Creating a guest list is notoriously one of the most fraught parts of the wedding planning process. To make this task a bit easier on you - and your relationship - here are seven types of people you can consider leaving off your list, in no particular order.
1. The "B" Listers:
When you start making your guest list, separate the people you must have at your wedding (the "A" list) from those you'd enjoy having there but don't feel like their presence is crucial (the "B" list).
Just because you were close with someone in college, or were invited to their wedding five years go, that doesn't mean you are required to invite them to your own nuptials, especially if you've lost touch. A wedding is not a reunion - it's about celebrating your union with your partner.
Unless your ex is your best friend and your partner has no qualms whatsoever about your close relationship, there is absolutely no reason to invite former lovers to your wedding. It's not so much the fact that they are a part of your past, but how will your new spouse react if your former flame pulls you onto the dance floor? (Or if his did the same to him?)
Etiquette experts have a number of opinions on who gets a plus one: Some say any single person over the age of 18 (others go as low as 16), while some say that you're only required to give a guest a plus one if he or she is cohabiting with a partner. When it comes to your unattached guests, however, I say let the singles mingle, unless you have very few singles invited and you run the risk of just a few loners.
4. Your Boss:
Although it may seem awkward not to invite your boss, it may be even more awkward to invite him or her, especially if no one else from work is on your guest list. While etiquette once dictated that your boss was a must-invite, I say it depends on your office culture, the size of your team, and how comfortable you feel around your boss in general. Your wedding is intimate, no matter how many guests you have, and you want to feel at ease.

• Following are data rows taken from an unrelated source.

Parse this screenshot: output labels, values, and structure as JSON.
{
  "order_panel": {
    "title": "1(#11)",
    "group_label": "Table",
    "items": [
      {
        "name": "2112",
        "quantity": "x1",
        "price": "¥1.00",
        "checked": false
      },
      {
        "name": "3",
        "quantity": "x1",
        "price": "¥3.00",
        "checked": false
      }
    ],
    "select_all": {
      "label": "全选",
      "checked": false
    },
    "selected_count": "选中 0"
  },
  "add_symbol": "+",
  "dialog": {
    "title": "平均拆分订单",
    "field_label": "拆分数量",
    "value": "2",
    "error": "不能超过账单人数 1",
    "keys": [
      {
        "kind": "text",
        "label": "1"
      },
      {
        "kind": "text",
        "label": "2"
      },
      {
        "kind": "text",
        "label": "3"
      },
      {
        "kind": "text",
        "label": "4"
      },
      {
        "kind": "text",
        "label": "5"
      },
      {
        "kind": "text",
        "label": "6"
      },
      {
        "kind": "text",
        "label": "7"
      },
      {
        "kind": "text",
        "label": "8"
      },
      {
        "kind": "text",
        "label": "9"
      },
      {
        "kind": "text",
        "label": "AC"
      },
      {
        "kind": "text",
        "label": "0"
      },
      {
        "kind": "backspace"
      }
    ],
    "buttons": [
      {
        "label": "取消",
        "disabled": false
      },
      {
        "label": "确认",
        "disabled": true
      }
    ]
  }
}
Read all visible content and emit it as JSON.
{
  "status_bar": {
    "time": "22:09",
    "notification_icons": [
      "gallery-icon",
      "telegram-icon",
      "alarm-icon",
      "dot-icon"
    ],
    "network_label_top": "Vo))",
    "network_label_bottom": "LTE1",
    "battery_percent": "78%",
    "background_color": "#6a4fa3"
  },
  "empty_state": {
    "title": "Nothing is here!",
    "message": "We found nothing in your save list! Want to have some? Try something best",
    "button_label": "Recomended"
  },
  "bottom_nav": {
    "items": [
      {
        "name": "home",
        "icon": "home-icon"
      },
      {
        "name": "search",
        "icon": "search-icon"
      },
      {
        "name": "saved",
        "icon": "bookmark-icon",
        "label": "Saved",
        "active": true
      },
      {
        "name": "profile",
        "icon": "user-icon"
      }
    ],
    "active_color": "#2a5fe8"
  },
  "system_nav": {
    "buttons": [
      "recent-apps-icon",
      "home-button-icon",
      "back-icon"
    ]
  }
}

5. Relatives or Friends Famous for Behaving Badly at Parties:
Your wedding day should be a stress-free as possible--you shouldn't have to worry about Uncle Mort drinking too much and causing a scene, or your sorority friend starting drama with your bridesmaids. Anyone with a track record of causing major problems at parties should be carefully considered before you send him or her an invite.
6. Distant Relatives:
While blood might be thicker than water, your friends likely know you, and your spouse-to-be, better than your second cousin removed on your mother's side. Family doesn't automatically make the guest list, especially if you don't have a relationship besides sharing a last name. If you are questioning inviting an estranged relative over a friend...invite the friend.
Just because you share a morning greeting doesn't mean you should feel guilty not inviting the people who live next door. While it might have been customary to invite the neighbours to your nuptials at one time, now it's far less common -- unless of course you're legitimately friends with your neighbors and get together socially. If not, don't feel bad about leaving them off the list.